Políticos de esquerda, sindicatos e associações criticaram ontem a aprovação pelo Parlamento Europeu (PE) da lei que endurece o tratamento a imigrantes no bloco. Para eles, a lei não garante direitos aos "indocumentados", como são chamados os imigrantes sem documentação legal.

O texto - que afeta milhões de trabalhadores estrangeiros, ilegais ou não - foi aprovado na íntegra ontem por 367 votos a favor, 206 contra e 109 abstenções. Todas as emendas apresentadas por parlamentares de esquerda foram rejeitadas. A aprovação foi garantida pela direita nacionalista, pelo Partido Popular Europeu e pelos liberais. A nova lei permite, por exemplo, que imigrantes fiquem detidos por até 18 meses sem qualquer acusação criminal. E caso expulsos do bloco, não podem voltar por cinco anos.

O parlamentar socialista italiano Claudio Fava disse considerar a lei uma "aberração". Sua colega francesa Martine Roure tachou de "inaceitável" a permissão de deportação de menores de idade sem acompanhante a "países com os quais não têm nenhuma relação".

A Confederação Européia de Sindicatos (CES) emitiu nota dizendo temer que os dispositivos possam ferir direitos humanos fundamentais e qualificou de "inaceitáveis" os períodos de detenção estabelecidos, a proibição de retorno ao bloco e a possibilidade de deportação a países que não o de origem.
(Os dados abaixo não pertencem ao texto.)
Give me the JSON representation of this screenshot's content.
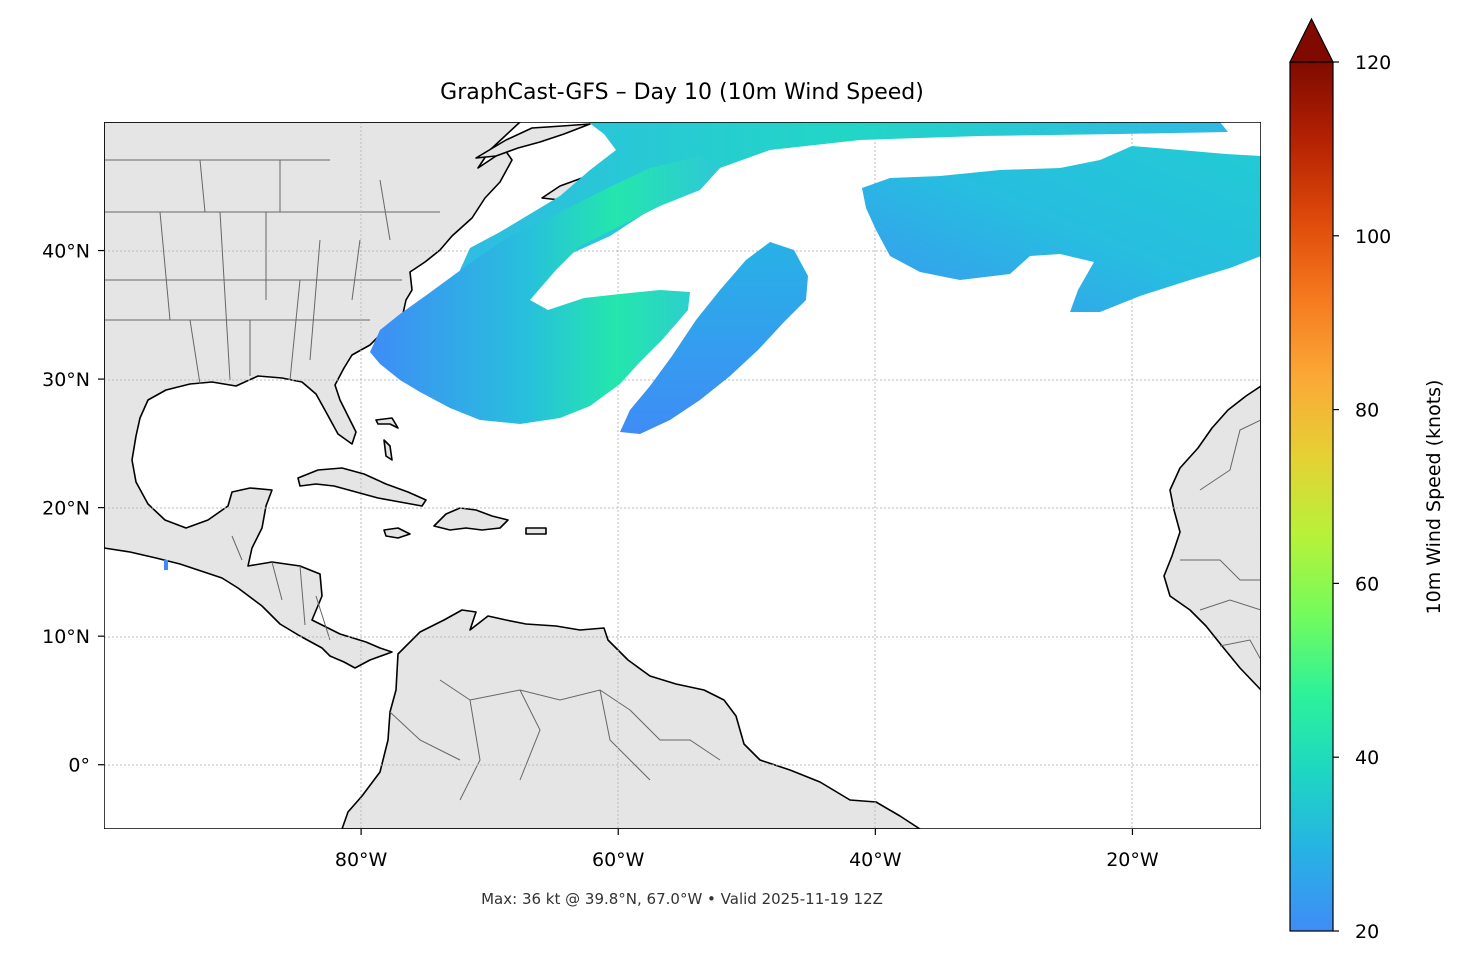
{
  "title": "GraphCast-GFS – Day 10 (10m Wind Speed)",
  "footer": "Max: 36 kt @ 39.8°N, 67.0°W • Valid 2025-11-19 12Z",
  "map": {
    "lon_range": [
      -100,
      -10
    ],
    "lat_range": [
      -5,
      50
    ],
    "lat_ticks": [
      {
        "value": 40,
        "label": "40°N"
      },
      {
        "value": 30,
        "label": "30°N"
      },
      {
        "value": 20,
        "label": "20°N"
      },
      {
        "value": 10,
        "label": "10°N"
      },
      {
        "value": 0,
        "label": "0°"
      }
    ],
    "lon_ticks": [
      {
        "value": -80,
        "label": "80°W"
      },
      {
        "value": -60,
        "label": "60°W"
      },
      {
        "value": -40,
        "label": "40°W"
      },
      {
        "value": -20,
        "label": "20°W"
      }
    ],
    "gridlines": true,
    "colors": {
      "land": "#e5e5e5",
      "coast": "#000000",
      "borders": "#666666",
      "grid": "#bbbbbb",
      "ocean": "#ffffff"
    }
  },
  "colorbar": {
    "label": "10m Wind Speed (knots)",
    "min": 20,
    "max": 120,
    "extend": "max",
    "ticks": [
      {
        "value": 20,
        "label": "20"
      },
      {
        "value": 40,
        "label": "40"
      },
      {
        "value": 60,
        "label": "60"
      },
      {
        "value": 80,
        "label": "80"
      },
      {
        "value": 100,
        "label": "100"
      },
      {
        "value": 120,
        "label": "120"
      }
    ],
    "colormap": [
      "#3f8cf6",
      "#27b2e5",
      "#1ed6c2",
      "#2ef29a",
      "#73fb5c",
      "#b7f239",
      "#e5d134",
      "#fba936",
      "#f67a1f",
      "#de4a0a",
      "#b52203",
      "#800a00"
    ]
  },
  "max_wind": {
    "speed_kt": 36,
    "lat": 39.8,
    "lon": -67.0
  }
}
A Anistia Internacional se disse "profundamente decepcionada" com a falta de segurança e de dignidade a que imigrantes estarão sujeitos.

Brasileiros deixam de ir ao cinema e evitam sair na rua

No Brasil, o Ministério das Relações Exteriores lamentou a decisão "que contribui para criar percepção negativa da migração e vai no sentido contrário ao de uma desejada redução de entraves à livre circulação de pessoas e de um mais amplo e pleno convívio entre os povos".

O medo de uma possível expulsão fez com que alguns brasileiros mudassem sua rotina em grandes cidades européias.

A carioca de 29 anos Fernanda, que preferiu não revelar o sobrenome, mora há dois anos ilegalmente em Barcelona, onde já trabalhou como garçonete e divulgadora de eventos. Agora sai pouco de casa, evita transportes públicos e passa os fins de semana na casa do namorado, temendo ser descoberta pela polícia, assim como foram dois de seus amigos brasileiros.

- Eu me sinto mais tranqüila porque estou fazendo os tramites para casar e ficar legal, mas acho que vai mudar muita coisa. Já estou até vendo mais policiais nas ruas. Vai ficar mais difícil até entrar aqui na Europa

Em Portugal, o operário paulista de 36 anos Esrael aguarda a cidadania italiana. Ele deixou de ir ao cinema e de praticar esportes para não se expor.

A precaução, no entanto, não evitou que ele recebesse, há 20 dias, uma carta de expulsão por estar em situação irregular. O prazo para a saída do país já venceu e agora ele conta com uma brecha da lei para não ser mandado de volta ao Brasil: começou a contribuir com a seguridade social portuguesa.

- Deixo de fazer muita coisa. Minha vida é casa, trabalho, trabalho, casa. E só vou ao mercado perto de casa - diz. - Enquanto não consigo o visto ou a cidadania, vou enrolando.